Of course, this is not the first time the justices of the Supreme Court have been asked to make fundamental changes to our country’s social institutions. In some cases, the legislative and executive branches gladly threw the controversial issues into the lap of the Supreme Court.
A few examples include:
- Brown v. Board of Education: The Supreme Court struck down laws requiring or permitting segregation in public schools according to race. It concluded that the doctrine of “separate but equal” had no place in the field of public education, and that separate educational facilities were inherently unequal.
- Roe v. Wade: The Supreme Court ruled that a criminal law banning abortion violated the right to privacy embodied in the Constitution. The justices concluded that the “zone of privacy” guaranteed by the Constitution is broad enough to encompass a woman’s decision whether or not to terminate her pregnancy.
- Lawrence v. Texas: The Supreme Court invalidated a Texas law criminalized consensual, adult homosexual intercourse as sodomy. The Court reasoned that homosexual couples should be free as adults to engage in private conduct in the exercise of their liberty under the Due Process Clause.
In each of the above cases, the Supreme Court overruled laws that were implemented by state legislatures and supported by large segments of the public. With regard to legalizing abortion, liberal Justice Ruth Bader Ginsburg believes the Court may have jumped in too soon and created a backlash. The Court “moved too far too fast…. The legislatures all over the United States were moving on this question,” she said. “The Supreme Court’s decision was a perfect rallying point for people who disagreed with the notion that it should be a woman’s choice. They could, instead of fighting in the trenches legislature by legislature, go after this decision by unelected judges.”

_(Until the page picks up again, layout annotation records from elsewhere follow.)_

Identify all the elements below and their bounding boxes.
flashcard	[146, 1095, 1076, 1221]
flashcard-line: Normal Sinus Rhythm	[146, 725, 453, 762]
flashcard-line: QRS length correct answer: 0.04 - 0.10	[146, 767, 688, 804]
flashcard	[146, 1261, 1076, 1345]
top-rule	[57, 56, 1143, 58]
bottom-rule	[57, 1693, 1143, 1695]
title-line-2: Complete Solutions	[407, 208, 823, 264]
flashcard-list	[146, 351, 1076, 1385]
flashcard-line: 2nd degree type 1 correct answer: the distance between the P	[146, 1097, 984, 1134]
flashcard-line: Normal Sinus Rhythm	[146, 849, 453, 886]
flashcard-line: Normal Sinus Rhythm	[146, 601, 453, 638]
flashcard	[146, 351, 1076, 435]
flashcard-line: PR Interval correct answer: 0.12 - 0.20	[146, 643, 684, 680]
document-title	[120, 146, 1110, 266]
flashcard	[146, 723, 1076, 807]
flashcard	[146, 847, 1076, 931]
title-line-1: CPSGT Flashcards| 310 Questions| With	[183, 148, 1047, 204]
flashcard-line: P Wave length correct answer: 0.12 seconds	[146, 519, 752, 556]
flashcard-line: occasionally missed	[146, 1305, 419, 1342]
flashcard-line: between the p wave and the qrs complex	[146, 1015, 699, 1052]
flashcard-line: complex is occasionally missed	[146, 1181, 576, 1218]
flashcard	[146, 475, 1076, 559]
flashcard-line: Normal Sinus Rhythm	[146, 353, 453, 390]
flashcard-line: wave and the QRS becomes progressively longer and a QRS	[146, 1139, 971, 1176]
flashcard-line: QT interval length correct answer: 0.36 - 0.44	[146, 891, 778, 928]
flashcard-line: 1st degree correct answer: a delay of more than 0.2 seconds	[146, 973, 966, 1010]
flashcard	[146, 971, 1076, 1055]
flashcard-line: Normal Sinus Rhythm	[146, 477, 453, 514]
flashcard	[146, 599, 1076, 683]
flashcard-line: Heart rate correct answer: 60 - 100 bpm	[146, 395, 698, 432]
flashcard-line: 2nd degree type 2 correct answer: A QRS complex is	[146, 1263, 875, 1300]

It remains to be seen whether the Court is willing to embrace its role as an agent of social change this time around. During oral arguments in the same-sex marriage cases, several justices raised questions regarding whether they should let the political process take its course. Chief Justice John Roberts specifically noted to opponents of DOMA that that “political figures are falling over themselves to endorse your side of the case,” suggesting that the tide has already changed. In response, the lawyers highlighted recent state laws banning same-sex unions, which suggest that momentum is not building everywhere.